Asgard, Asgard, Asgard. Non faceva altro che pensare a quel posto.

Loki, Loki, Loki. Non faceva altro che pensare al suo dio alieno.

Gli mancavano, e quel posto in cui l'avevano rinchiusa i suoi genitori pareva ricordarle ancor di più le curve perfette delle colline, il verdeggiare degli infiniti prati su cui aveva corso a perdifiato, il castello d'oro e il sorriso del dio degli inganni.

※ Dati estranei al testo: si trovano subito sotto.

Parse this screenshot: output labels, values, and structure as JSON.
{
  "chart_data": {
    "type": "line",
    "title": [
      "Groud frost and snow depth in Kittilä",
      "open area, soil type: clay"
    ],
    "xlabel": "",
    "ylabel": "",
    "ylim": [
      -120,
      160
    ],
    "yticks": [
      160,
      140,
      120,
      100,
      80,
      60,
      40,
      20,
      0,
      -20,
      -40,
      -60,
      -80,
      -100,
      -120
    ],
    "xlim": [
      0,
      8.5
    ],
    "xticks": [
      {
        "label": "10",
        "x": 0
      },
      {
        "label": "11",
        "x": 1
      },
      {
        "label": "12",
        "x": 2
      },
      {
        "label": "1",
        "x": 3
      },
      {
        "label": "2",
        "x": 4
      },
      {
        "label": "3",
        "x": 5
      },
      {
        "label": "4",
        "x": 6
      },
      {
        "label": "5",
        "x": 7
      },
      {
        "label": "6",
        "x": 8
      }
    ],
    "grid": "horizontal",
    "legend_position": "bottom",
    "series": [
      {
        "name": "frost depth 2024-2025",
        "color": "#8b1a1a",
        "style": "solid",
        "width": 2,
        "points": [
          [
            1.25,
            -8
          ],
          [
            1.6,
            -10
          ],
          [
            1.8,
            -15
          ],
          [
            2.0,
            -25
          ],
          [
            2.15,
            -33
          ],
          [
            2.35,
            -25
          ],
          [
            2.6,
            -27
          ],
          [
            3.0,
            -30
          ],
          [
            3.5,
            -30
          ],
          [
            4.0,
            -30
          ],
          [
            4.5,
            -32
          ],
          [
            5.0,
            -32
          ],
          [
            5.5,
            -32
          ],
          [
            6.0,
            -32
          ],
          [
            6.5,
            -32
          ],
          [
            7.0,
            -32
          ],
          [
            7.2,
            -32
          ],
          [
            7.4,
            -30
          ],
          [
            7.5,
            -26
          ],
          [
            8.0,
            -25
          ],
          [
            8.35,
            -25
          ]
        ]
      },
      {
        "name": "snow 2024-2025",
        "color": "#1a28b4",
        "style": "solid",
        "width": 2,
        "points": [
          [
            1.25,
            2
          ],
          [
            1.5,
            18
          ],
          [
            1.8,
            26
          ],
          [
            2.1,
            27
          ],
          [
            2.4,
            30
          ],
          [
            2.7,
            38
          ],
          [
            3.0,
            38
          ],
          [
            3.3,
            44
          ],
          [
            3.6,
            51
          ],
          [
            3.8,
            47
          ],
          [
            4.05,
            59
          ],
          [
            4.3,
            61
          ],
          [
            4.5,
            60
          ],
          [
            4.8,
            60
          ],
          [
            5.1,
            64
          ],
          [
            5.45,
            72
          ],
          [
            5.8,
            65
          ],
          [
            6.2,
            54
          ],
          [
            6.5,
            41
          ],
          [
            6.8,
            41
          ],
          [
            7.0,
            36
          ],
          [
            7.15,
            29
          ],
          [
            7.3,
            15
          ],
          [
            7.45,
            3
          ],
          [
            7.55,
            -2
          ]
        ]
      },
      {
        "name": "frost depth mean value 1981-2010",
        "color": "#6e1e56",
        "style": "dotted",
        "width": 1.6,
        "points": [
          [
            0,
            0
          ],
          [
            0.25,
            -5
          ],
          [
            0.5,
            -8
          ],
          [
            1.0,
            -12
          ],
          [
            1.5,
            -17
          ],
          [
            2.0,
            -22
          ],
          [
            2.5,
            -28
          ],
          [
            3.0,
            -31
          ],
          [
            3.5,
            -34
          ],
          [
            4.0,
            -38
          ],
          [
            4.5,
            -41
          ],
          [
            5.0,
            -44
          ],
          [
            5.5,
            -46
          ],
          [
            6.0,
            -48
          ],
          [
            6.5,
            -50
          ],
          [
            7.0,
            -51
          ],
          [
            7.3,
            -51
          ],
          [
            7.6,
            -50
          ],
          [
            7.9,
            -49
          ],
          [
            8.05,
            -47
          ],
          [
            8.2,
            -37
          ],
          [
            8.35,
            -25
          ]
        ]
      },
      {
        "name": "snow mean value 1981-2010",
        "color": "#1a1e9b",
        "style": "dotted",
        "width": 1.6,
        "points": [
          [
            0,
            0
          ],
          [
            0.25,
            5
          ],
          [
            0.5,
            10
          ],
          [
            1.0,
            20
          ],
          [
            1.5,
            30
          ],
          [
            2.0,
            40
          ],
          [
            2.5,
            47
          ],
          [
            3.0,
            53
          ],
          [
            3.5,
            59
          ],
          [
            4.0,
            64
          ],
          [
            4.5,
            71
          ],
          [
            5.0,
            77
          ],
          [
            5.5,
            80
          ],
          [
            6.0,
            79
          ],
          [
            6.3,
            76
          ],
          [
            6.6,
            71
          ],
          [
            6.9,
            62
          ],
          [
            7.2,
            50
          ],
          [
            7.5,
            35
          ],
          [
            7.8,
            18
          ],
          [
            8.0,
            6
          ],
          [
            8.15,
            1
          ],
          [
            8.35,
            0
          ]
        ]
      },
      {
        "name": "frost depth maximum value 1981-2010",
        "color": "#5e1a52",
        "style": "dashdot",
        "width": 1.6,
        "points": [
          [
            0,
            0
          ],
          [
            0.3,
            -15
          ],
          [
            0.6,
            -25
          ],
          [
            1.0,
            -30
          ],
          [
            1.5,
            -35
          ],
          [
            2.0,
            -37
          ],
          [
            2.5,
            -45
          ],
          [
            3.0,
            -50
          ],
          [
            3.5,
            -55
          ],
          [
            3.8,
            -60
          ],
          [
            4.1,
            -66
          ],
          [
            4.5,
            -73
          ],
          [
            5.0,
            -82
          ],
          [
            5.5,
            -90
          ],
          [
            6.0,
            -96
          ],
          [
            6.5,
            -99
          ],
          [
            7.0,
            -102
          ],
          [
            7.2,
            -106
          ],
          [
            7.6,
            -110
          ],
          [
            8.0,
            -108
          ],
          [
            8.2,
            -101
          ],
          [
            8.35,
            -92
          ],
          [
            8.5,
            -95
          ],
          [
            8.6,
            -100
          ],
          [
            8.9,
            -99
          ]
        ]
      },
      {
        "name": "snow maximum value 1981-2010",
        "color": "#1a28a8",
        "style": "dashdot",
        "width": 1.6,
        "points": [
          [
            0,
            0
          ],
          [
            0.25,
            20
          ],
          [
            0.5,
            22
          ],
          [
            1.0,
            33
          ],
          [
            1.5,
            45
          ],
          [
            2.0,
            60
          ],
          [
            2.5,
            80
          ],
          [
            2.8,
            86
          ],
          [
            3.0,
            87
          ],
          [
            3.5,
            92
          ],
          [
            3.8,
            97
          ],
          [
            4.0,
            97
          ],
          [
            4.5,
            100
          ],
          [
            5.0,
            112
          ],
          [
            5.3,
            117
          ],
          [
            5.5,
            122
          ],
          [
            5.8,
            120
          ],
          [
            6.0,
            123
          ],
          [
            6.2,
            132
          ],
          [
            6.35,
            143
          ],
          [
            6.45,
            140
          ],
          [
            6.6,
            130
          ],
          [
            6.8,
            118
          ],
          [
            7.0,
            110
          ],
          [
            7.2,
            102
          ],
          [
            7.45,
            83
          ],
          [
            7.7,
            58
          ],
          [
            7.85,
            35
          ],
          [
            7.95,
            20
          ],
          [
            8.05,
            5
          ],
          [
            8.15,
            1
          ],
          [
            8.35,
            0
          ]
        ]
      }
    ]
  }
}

Chiuse la porta alle sue spalle, scivolò a terra e con gli occhi ricolmi di lacrime osservò i muri bianchi, il soffitto bianco, il pavimento bianco, il letto dalle lenzuola bianche.

Bianco, bianco, bianco.

Era tutto dannatamente bianco.

Si sentiva in carcere, ma cosa aveva fatto di male?

Ma perché si trovava in quel posto?

Iniziò a picchiarsi la testa con i pugni chiusi e a singhiozzare come una bambina, si sfogò facendo attenzione a non farsi sentire, o le avrebbero aumentato la dose di antidepressivi, Amelia odiava quelle pillole che le obbligavano a prendere: la stordivano e la facevano dormire più del dovuto.

Senza rendersene conto si alzò in piedi, si mise a cercare freneticamente qualcosa con cui disegnare, trovò una penna blu e se la fece bastare. Andò verso il muro e poggiando la punta della penna sulla superfice fredda e bianca iniziò a tracciare delle linee.

Continuò a disegnare per tutta la notte, fino a quando l'intero muro non divenne una copia del quadro che c'era in casa sua. Verso le sette di mattina si distese sul letto, addormentandosi stremata.